In conclusion, this analysis doe's not declare the defendant innocent. This analysis determines it is beyond debate that the defendant was tried by half the number of factfinders the Louisiana Constitution requires. Because I find this analysis compulsory under our state Constitution, I must respectfully dissent.
HUGHES, J., concurs in the résult.. After the relevant events in this case, La. R.S. 14:98 was amended, and the penalty provisions for a fourth offense DUI have been separately enumerated as La. R.S. 14:98.4. See 2014 La. Acts 385, § 1. Citations in this dissenting opinion correspond to the statutes in force during the defendant’s trial.
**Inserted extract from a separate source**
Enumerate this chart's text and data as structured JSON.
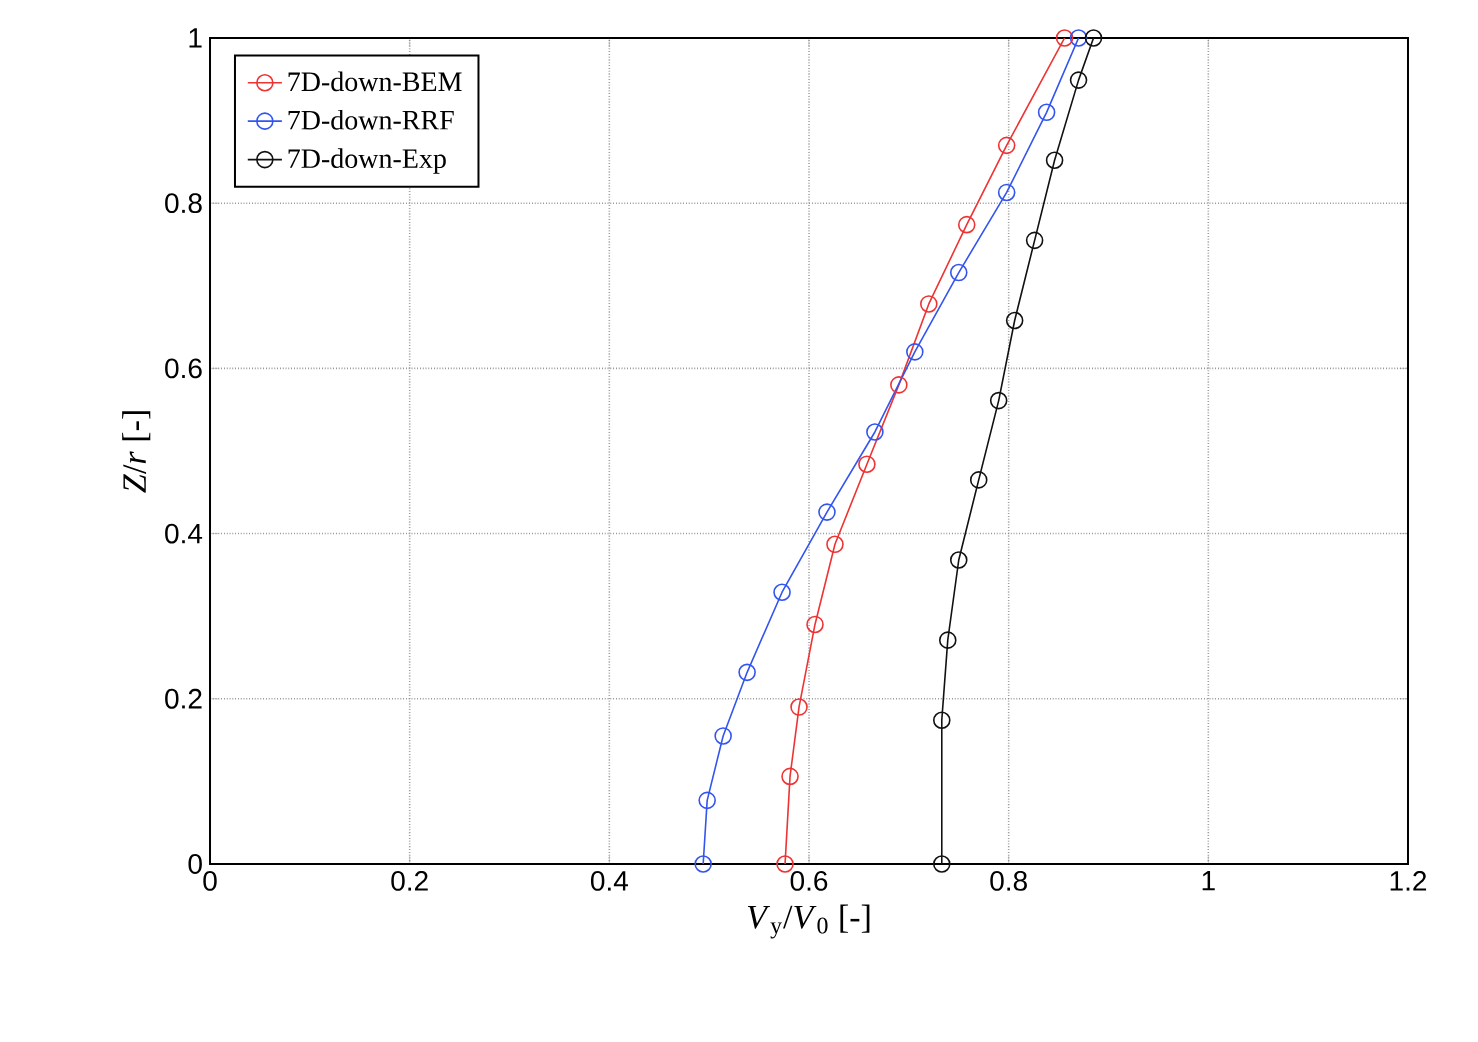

. This court has long held that the penalty range indicated in the state’s charges dictates whether the largest number of jurors is required. See State v. Stanford, 204 La. 439, 15 So.2d 817, 820 (1943) ("the number of jurors to try a case is determined by the gravity or nature of the crime charged”).
. “In a criminal prosecution, an accused shall be informed of the nature and cause of the accusation against him.” La. Const, art. 1, § 13.. This court has explained that a bill of information must "allow the court to determine the propriety of the evidence which is submitted upon the trial in order that it may . impose the correct punishment upon a verdict of guilty.” State v. Meunier, 354 So.2d 535, 538 (La.1978).
. See, e.g., State v. Gainey, 376 So.2d 1240, 1242-43 (La.1979) (“This court has long held that a short form indictment is not subject to attack on the grounds that it does not adequately inform the defendant of the crime charged, because the state is required, on request for a bill of particulars, to inform the defendant of the essential facts of the offense charged.”). See also, e.g., State v. Richthofen, 01-500, p. 34 (La.App. 5 Cir. 11/27/01), 803 So.2d 171, 192 ("The time for testing the sufficiency of an indictment is before trial by a motion to quash or an application for a bill of particulars.”) (citing Gainey, supra).
. See State v. Arvie, 505 So.2d 44, 47 (La.1987) ("On very rare occasions, this court has refused to apply the contemporaneous objection rule as a bar to review of an error which was so fundamental that it struck at the very essence of the reliability of the fact-finding process.”).
.See State Exhibit 11.
. District court judges are broadly empowered to "issue ... all ... needful writs, orders, and process in aid of the jurisdiction of his court.” La. Const, art. V, § 2.
. See 1997 La. Acts 1502, § 1, approved October 3, 1998, effective November 5, 1998.